Max agreed. “This took some planning. They didn’t just throw together dynamite and a sub hijacking at the last minute. They’ve known we were coming here as long as we have.”

“Which means Kensit knows what we’re looking for,” Murph said. “Destroying the Roraima is the only way to keep us from finding it.”

“He must also know at least some of our capabilities. That’s why his men brought the hostages. They realized we would have torpedoed them the instant we knew it was them.”

“We can’t let them destroy the ship,” Murph said. “We’ll never find Kensit if that happens.”

“What are our tactical options?”

“Offensive weapons are off the table with hostages inside.”

“And we can’t send divers to attack,” Linda said. “Even with the rough seas, they’ll be spotted long before they could sneak up on the sub. They’d kill everyone on board before we got within a hundred feet.”

“They’ll probably kill everyone anyway,” Murph replied. Given what Max had seen about Kensit and Bazin’s operations, he had no doubt the hostages were in grave danger no matter what they did.

“We have to do something,” Murph said.

“What if we—” Max said and then stopped himself. He suddenly had an idea that might work, but if anyone really was listening in on their conversations, he’d have to risk putting it into play without conferring with anyone else.

“What if we what?” Murph asked.

Max shook his head as if he was frustrated with himself. “Nothing. It’s too crazy. We need to back off.”

“And just let them erase the evidence we’re looking for?”

“We don’t have a choice,” Max said, hoping he sounded convincing. He called down to the moon pool. “Get me Eddie.”

When Eddie was on the line, Max said, “We’ve got company coming, half a dozen hostiles on the outside of a sub carrying barrels of explosives.”

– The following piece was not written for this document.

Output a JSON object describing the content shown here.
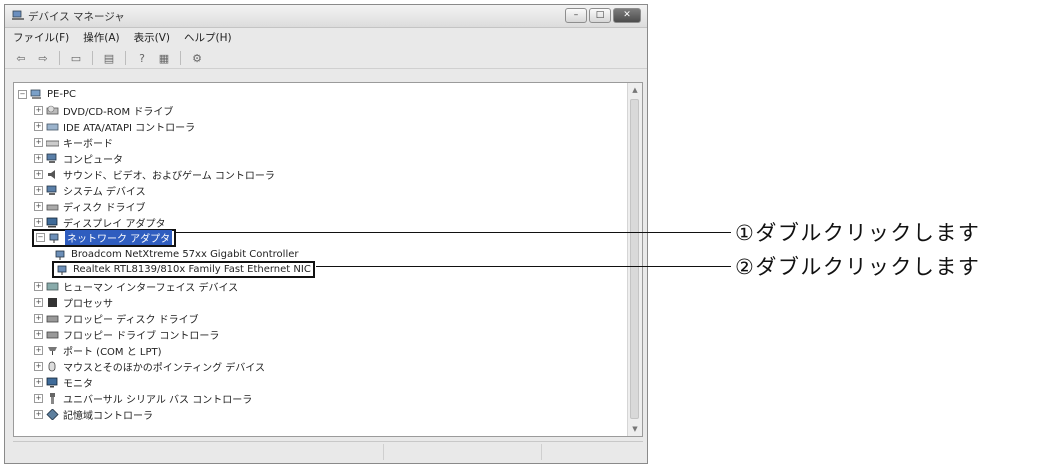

“But we’ve got five men down at the Roraima, digging through it. They’re about to come up for their decompression stops.”

“I know. There are hostages inside the sub, so we need to make sure they’re not harmed. I want you and Linc to take SPPs down with you just as a precaution.”

Eddie sounded confused. “As a precaution?”

“I’m sorry but I can’t explain right now. When you get down there, send your people up and you two hunker down inside the PUH.” Max hoped that the portable underwater habitat would provide a safe haven for Eddie and Linc. “Wait for my signal that the hostages are no longer in danger. You’ll know it when you hear it. You’ve only got about ten minutes before the sub gets here, so hurry.”

“Roger that.” He hung up.

“SPPs?” Murph said. “But you said—”

Max interrupted Murph before he could blurt out anything more. “I need you to trust me.” He addressed everyone in the op center. “We are not going to let those hostages be killed. Do you understand?”

They all nodded, but Max could tell they were confused.

They did trust him, however. That’s why no one asked why he had sent Eddie and Linc down with SPP-1 underwater pistols that fired deadly steel darts, firearms specially designed for Soviet-era Special Forces and acquired by the Corporation.

The crew knew Max was sending his men into battle.